One of the aspects of Japanese culture I always wanted to get in on was the traditional board game of Shogi. A cousin of western Chess, its basic gameplay is very similar. Each player must strategically position their pieces in order to put their opponents king into checkmate.
Unlike chess, Shogi has a slightly larger board with more pieces, all of which have similar movements to chess pieces. However, when reaching a certain area of the board they become “promoted” (flipped over to reveal a new name) and their range of movements change.
If that weren’t enough, any pieces captured by an opponent can be put back onto the board adding to their own. It would be like one player controlling both queens in a game of chess.
Although these variations make Shogi a more deep and unpredictable game than chess, it also makes the game very daunting for beginner players. After trying some Shogi apps to get used to it, I quickly got tired of having my ass handed to me by the beginner-level AI represented by an anime 5-year-old avatar holding a teddy bear and blankie.
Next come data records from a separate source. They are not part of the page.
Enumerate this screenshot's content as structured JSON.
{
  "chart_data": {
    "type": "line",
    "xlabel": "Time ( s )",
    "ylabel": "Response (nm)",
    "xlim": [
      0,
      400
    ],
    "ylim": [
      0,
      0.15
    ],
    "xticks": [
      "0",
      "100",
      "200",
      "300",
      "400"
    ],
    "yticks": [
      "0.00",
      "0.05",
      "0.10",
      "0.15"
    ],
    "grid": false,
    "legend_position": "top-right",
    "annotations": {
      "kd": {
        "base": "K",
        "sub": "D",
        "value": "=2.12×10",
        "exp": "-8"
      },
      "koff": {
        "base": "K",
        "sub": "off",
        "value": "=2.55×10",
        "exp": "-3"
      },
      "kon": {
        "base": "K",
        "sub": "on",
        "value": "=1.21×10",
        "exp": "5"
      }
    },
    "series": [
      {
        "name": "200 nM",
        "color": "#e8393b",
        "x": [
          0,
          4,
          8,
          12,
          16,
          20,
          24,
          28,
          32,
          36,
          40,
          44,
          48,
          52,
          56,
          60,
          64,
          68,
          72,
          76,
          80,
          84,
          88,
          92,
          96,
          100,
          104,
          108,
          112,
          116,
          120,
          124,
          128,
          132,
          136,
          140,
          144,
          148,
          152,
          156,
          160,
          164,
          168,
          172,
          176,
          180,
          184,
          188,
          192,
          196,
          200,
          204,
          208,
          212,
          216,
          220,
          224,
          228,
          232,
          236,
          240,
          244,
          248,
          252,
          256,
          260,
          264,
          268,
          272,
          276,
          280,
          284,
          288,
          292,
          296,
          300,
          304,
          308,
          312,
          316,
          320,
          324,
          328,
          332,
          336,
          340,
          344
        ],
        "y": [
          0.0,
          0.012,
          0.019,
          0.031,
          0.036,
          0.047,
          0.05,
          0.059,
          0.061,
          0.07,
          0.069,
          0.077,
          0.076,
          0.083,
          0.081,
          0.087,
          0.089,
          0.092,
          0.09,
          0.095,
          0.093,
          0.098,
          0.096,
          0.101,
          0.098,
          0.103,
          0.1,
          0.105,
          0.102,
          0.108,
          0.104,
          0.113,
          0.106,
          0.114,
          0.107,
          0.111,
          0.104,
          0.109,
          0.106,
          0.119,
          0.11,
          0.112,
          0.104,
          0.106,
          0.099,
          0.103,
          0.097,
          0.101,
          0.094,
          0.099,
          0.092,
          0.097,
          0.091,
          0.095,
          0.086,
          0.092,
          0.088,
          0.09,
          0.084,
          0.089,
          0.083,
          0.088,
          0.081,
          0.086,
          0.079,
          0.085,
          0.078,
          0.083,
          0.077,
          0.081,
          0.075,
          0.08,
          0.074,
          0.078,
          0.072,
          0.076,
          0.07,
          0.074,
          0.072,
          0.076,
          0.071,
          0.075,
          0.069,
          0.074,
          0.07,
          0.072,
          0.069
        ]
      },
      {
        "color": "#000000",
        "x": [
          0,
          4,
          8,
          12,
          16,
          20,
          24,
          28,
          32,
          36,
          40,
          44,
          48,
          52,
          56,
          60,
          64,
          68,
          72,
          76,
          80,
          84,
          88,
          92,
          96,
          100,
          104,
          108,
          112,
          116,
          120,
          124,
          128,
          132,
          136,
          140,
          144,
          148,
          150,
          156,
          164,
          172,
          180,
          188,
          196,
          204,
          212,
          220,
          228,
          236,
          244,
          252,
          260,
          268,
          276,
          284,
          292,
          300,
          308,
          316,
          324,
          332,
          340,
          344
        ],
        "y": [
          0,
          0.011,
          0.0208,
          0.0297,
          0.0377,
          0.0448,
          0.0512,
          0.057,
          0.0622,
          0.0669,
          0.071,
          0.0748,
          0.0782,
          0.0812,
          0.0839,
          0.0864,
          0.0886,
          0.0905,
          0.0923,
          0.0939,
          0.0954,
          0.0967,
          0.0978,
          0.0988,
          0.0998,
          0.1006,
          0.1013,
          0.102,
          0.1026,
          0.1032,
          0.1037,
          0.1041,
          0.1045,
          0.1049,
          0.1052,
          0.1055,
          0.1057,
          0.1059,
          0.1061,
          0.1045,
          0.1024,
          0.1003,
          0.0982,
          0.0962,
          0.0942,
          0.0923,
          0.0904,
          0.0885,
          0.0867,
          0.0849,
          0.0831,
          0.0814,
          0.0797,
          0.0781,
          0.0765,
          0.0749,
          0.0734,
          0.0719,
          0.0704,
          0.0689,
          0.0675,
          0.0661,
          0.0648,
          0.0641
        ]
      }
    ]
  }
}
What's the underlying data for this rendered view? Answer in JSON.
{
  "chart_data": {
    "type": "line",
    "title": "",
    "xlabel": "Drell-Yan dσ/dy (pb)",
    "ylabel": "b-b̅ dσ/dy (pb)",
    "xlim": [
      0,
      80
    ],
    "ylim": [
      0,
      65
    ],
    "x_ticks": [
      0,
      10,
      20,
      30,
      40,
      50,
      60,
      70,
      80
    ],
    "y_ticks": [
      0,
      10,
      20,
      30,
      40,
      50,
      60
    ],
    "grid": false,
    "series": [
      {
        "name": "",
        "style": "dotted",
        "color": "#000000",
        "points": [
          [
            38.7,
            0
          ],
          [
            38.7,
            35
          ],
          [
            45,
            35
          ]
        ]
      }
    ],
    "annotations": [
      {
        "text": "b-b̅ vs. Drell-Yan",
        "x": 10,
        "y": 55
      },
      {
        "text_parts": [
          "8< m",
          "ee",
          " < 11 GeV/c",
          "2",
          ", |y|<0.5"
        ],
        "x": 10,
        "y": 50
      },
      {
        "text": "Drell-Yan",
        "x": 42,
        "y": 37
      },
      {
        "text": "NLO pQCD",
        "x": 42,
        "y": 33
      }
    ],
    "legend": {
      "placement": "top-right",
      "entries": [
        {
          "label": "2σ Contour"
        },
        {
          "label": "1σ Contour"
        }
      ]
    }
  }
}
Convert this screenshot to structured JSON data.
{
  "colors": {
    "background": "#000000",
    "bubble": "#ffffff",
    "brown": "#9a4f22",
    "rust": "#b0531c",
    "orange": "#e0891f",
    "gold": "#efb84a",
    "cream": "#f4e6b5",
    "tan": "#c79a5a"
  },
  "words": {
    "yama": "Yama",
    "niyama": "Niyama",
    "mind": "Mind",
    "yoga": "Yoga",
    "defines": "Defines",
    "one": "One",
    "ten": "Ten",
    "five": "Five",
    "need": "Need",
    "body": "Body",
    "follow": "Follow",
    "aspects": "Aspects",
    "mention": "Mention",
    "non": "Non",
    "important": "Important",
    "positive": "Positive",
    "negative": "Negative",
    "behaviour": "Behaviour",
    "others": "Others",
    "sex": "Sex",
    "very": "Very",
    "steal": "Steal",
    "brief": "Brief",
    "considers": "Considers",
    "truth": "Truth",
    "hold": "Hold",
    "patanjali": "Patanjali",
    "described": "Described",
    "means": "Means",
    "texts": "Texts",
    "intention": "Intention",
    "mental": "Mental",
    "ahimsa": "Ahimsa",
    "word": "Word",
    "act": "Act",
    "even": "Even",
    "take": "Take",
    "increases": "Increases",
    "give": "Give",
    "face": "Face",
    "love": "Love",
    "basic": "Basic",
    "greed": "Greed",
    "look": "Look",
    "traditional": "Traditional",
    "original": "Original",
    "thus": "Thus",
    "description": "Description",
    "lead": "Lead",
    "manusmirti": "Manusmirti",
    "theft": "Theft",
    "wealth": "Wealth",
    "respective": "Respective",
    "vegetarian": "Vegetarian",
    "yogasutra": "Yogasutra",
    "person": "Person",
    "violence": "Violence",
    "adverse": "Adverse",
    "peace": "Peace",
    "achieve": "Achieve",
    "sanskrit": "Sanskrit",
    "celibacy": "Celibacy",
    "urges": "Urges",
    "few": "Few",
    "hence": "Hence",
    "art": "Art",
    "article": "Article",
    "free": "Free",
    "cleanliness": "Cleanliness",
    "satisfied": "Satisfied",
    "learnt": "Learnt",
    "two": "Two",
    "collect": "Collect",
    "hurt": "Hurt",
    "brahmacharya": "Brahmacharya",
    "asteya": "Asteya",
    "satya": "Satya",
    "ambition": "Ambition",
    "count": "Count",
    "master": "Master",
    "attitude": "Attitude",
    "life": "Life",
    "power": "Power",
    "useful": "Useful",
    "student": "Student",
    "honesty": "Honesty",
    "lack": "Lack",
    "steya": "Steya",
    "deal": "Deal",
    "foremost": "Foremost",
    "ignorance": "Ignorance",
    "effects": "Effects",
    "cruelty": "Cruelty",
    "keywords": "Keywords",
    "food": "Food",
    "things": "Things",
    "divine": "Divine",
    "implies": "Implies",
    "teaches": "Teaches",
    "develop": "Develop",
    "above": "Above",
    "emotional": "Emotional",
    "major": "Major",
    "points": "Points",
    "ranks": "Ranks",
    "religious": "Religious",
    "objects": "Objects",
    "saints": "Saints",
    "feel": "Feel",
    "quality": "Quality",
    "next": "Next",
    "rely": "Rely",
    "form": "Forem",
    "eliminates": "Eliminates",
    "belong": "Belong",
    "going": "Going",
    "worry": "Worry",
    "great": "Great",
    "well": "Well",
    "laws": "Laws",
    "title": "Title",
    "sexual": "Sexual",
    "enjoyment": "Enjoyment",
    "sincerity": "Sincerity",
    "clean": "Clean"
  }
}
However, a new version has been released that might open a door for easily frustrated souls like myself. It’s called 9-Masu Shogi and is played on a tiny three-by-three square board using only eight of the original Shogi’s types of pieces.
As you can see this seems to leave very little in the way of options and gameplay is mercifully short for novices. Movements and the goal of checkmate remain, but unlike regular Shogi there are 40 different starting positions to choose from.
This also allows players of differing ability to use handicaps, and choosing an opening arrangement adds an extra layer of strategic depth for seasoned players. As an introduction to Shogi, a training tool, or as a an entirely new variation of the game, 9-Masu Shogi has a lot to offer.
Made in cooperation with and endorsed by the Japan Shogi Association and with rules developed by high-ranking player Teruichi Aono, it has been well accepted by the Shogi community in Japan. Sales have also been strong with demand on the rise.
So put down those Pokémon and get with the game that all the cool sexagenarians are down with. But first, you might be wise to ease into it with some 9-Masu Shogi.